During their service in Napoleon’s army, the Mamluk squadron wore the following uniform: Before 1804: The only “uniform” part was the green cahouk (hat), white turban, and red saroual (trousers), all to be worn with a loose shirt and a vest. Boots were of yellow, red, or tan soft leather. Weapons consisted of an “Oriental” scimitar, a brace of pistols in a holder decorated with a brass crescent and star, and a dagger.

After 1804: The cahouk became red with a brass crescent and star, and the shirt was closed and had a collar. The main change was the addition of a “regulation” chasseur-style saddle cloth and roll, imperial green in color, piped red, with a red and white fringe. The saddle and harness remained Arabic in style. The undress uniform was as for the Chasseurs-à-Cheval of the Guard, but of a dark blue cloth.

So that gives me something to go on. They are certainly going to take longer to paint given their disparate colour schemes. One thing is for sure, the figures are beautifully sculpted by Italeri, possibly amongst their finest. The figures are very large for the scale, but this will be of more concern to a wargamer than a mere figure painter like myself.

Painting oriental irregulars certainly provides a different challenge, and it’s one I’m looking forward to. I’ll post updates once I’ve got something to show, until then here are some images of Mamelukes as it seems these exotic horsemen were a favourite of artists over the years.

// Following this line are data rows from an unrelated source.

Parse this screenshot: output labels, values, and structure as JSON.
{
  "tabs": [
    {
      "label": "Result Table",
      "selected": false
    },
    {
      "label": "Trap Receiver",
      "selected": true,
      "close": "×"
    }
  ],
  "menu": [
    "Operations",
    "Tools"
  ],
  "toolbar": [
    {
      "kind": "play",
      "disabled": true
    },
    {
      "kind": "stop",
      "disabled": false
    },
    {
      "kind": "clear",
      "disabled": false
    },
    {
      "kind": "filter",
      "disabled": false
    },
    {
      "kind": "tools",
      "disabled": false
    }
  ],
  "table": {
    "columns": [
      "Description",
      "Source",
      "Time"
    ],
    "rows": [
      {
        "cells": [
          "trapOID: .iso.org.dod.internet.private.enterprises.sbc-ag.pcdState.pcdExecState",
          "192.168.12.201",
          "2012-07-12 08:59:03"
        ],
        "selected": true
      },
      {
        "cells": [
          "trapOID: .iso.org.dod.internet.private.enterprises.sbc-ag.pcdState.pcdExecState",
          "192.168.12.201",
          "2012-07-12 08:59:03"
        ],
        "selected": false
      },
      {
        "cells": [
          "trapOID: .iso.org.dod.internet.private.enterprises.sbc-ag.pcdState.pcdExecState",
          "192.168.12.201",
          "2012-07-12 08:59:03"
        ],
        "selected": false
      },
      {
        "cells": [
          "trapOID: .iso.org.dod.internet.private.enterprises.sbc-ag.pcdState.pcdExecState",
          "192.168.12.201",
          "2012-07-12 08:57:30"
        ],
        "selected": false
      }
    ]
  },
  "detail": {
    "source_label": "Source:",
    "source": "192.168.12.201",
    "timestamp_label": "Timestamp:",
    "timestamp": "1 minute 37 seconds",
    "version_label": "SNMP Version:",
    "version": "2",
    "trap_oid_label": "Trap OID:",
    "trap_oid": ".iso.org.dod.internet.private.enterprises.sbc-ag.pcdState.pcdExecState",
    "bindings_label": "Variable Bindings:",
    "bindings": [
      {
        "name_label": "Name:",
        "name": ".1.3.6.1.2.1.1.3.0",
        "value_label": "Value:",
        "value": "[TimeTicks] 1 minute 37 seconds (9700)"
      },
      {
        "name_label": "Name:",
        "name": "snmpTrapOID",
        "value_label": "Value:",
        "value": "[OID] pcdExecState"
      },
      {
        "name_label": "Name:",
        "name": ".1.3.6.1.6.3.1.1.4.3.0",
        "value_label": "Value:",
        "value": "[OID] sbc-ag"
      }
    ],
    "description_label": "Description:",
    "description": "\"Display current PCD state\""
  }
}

François-Antoine_Kirmann,_chef_d'escadron_des_mamelouks_de_la_Garde_impériale_(1808-1811)
François-Antoine Kirmann, chef d’escadron des mamelouks de la Garde impériale (1808-1811).
Mamelouks_au_défilé
Mamelouks de la Garde impériale au défilé by Felician Myrbach (1853-1940)
Capitaine_français_des_mamelouks
Capitaine français des mamelouks de la Garde impériale by Ernest Fort (1868-1938)
Porte-étendard_des_mamelouks_(E._Fort)
Porte-étendard des mamelouks de la Garde impériale.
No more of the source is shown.